第14話 実技試験3


「ん?お前は誰だ?」


「受験番号1089番。雨宮裕太です」


「ん、そうか。では控室で待て。名前を呼ばれたらバトルルームへと入れ。分かったな?」


「はい」


控室に入った僕は、控室にできた列の最後尾に並ぶ。


控室には十名弱の生徒が待っていて、緊張した面持ちで一番奥の扉を見つめていた。


『グォオオオオオ…!!!』


「うわぁああああああ!?!?」


扉の奥からは、モンスターの鳴き声と悲鳴のような声が聞こえてくる。


おそらくあの先にあるのが、モンスターと一対一で戦うための個室『バトルルーム』だ。


受験生たちは一人ずつあそこへと入り、オーガと戦うことになる。


そして試験官が、受験生たちの探索者としての戦闘技術を採点していくのだろう。


『次。

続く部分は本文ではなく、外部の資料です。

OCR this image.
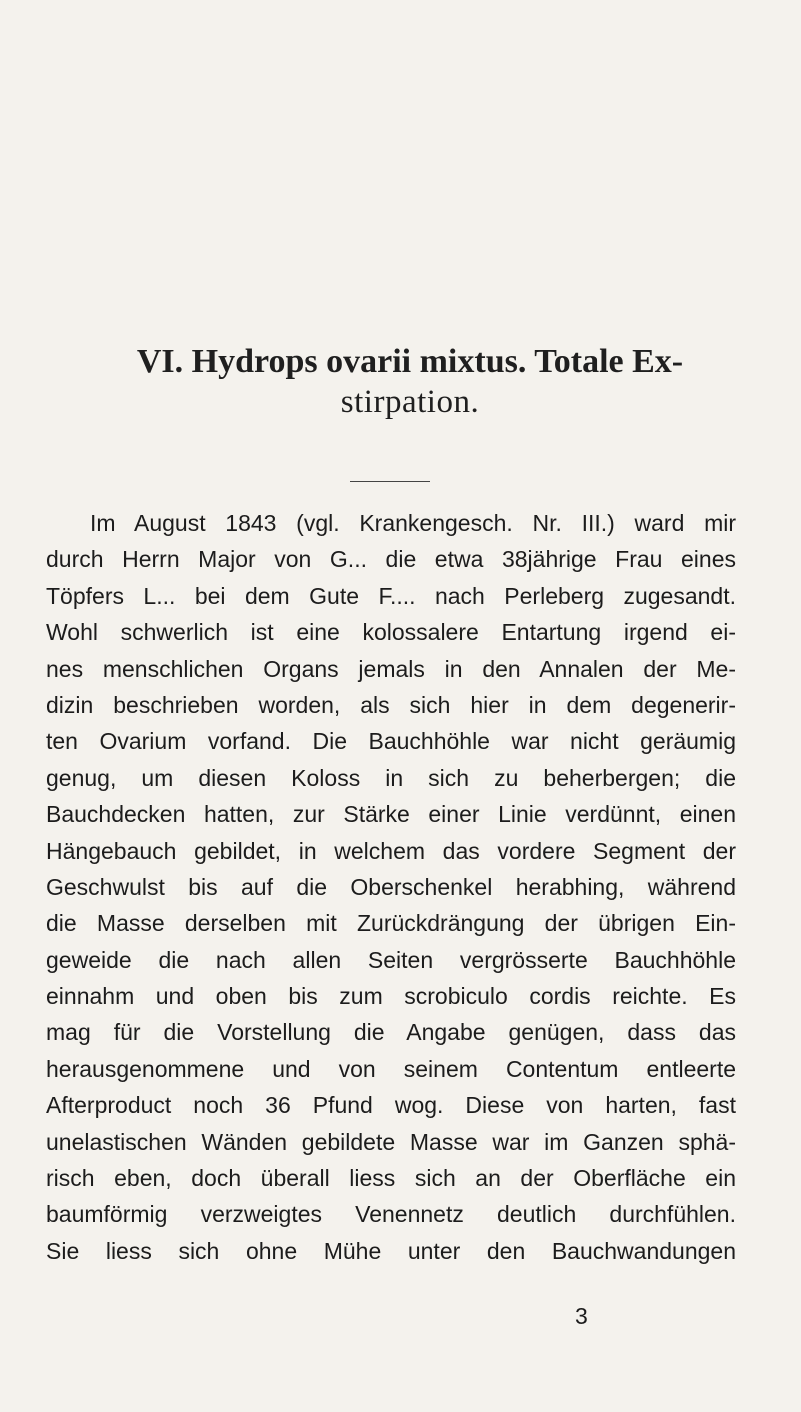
VI. Hydrops ovarii mixtus. Totale Ex-
stirpation.
Im August 1843 (vgl. Krankengesch. Nr. III.) ward mir
durch Herrn Major von G... die etwa 38jährige Frau eines
Töpfers L... bei dem Gute F.... nach Perleberg zugesandt.
Wohl schwerlich ist eine kolossalere Entartung irgend ei-
nes menschlichen Organs jemals in den Annalen der Me-
dizin beschrieben worden, als sich hier in dem degenerir-
ten Ovarium vorfand. Die Bauchhöhle war nicht geräumig
genug, um diesen Koloss in sich zu beherbergen; die
Bauchdecken hatten, zur Stärke einer Linie verdünnt, einen
Hängebauch gebildet, in welchem das vordere Segment der
Geschwulst bis auf die Oberschenkel herabhing, während
die Masse derselben mit Zurückdrängung der übrigen Ein-
geweide die nach allen Seiten vergrösserte Bauchhöhle
einnahm und oben bis zum scrobiculo cordis reichte. Es
mag für die Vorstellung die Angabe genügen, dass das
herausgenommene und von seinem Contentum entleerte
Afterproduct noch 36 Pfund wog. Diese von harten, fast
unelastischen Wänden gebildete Masse war im Ganzen sphä-
risch eben, doch überall liess sich an der Oberfläche ein
baumförmig verzweigtes Venennetz deutlich durchfühlen.
Sie liess sich ohne Mühe unter den Bauchwandungen
3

受験番号1085番。バトルルームへと入れ』


控室の中にアナウンスが流れた。


「お、俺の番か…行ってくる」


「頑張れよ」


「応援してるぞ」


「お、おう…!」


一人、また一人とバトルルームへと受験生が入っていく。


彼らが果たしてオーガとの戦いに勝ったのかはわからない。


控室にはモニターとかは特になかった。


そうして待っていると、いよいよ僕の出番がやってきた。


『次。受験番号1089番。バトルルームへと入れ』


「はい」


アナウンスの指示に従い、僕はバトルルームへと向かう。


自動的に扉が開いた。


僕は躊躇うことなくその先に一歩を踏み出す。

「まぁ、このぐらいの広さか」


バトルルームへとはいった僕は、周囲を見渡した。


そこは白一色の無機質な四角形の部屋だ。


部屋の片側にたくさんの武器が置かれている。


剣、盾、弓、斧。


さまざまな武器を選ぶことが可能なようだ。


『まずは武器を選べ』


バトルルームにアナウンスが響く。


僕は天井にあるスピーカーを見上げながらいった。


「いりません」


『…何?』


アナウンスが戸惑ったような声を出す。


僕はもう一度言った。


「いりません。武器は必要ありません」


『…そうか。なるほど』


アナウンスの声が唸った。


『では好きにしろ。間も無く試験用モンスターを投入する』


「いつでもどうぞ」


僕がいうのと同時、バトルルームの奥の扉が開いた。


そして…


『グォオオオオオオオ…!!!』


鎖に繋がれた生き生きとしたオーガが、バトルルームに姿を現した。


『最後にもう一度だけ確認だ。本当に武器は必要ないんだな?』


アナウンスが再度確認してくる。


「はい」


僕はオーガを見据えながら頷いた。


『…分かった。ルールは理解しているな?お前とは十分、そこのAランクモンスター、オーガと戦ってもらう。お前が戦っている間、我々がお前の戦闘技術を評価する。危ないと思ったら、職員が麻酔銃を放ち、戦闘を止めることになっている。だが、それで確実に命が助かるわけじゃない。毎年数名の死者もでる。お前がそうなるかもしれない。その覚悟はできているのか?』


「分かってます。前口上はいいので早く始めましょう」


『…っ』


あ、ちょっと怒った?


僕が天井のモニターを見上げる。


スピーカーから明らかに怒ってると思われる怒鳴り声が響いた。


『オーガを解き放て…!!』


『グォオオオオオオ…!!!』


次の瞬間、鎖の解かれたオーガが、僕の方に向かって突進してきた。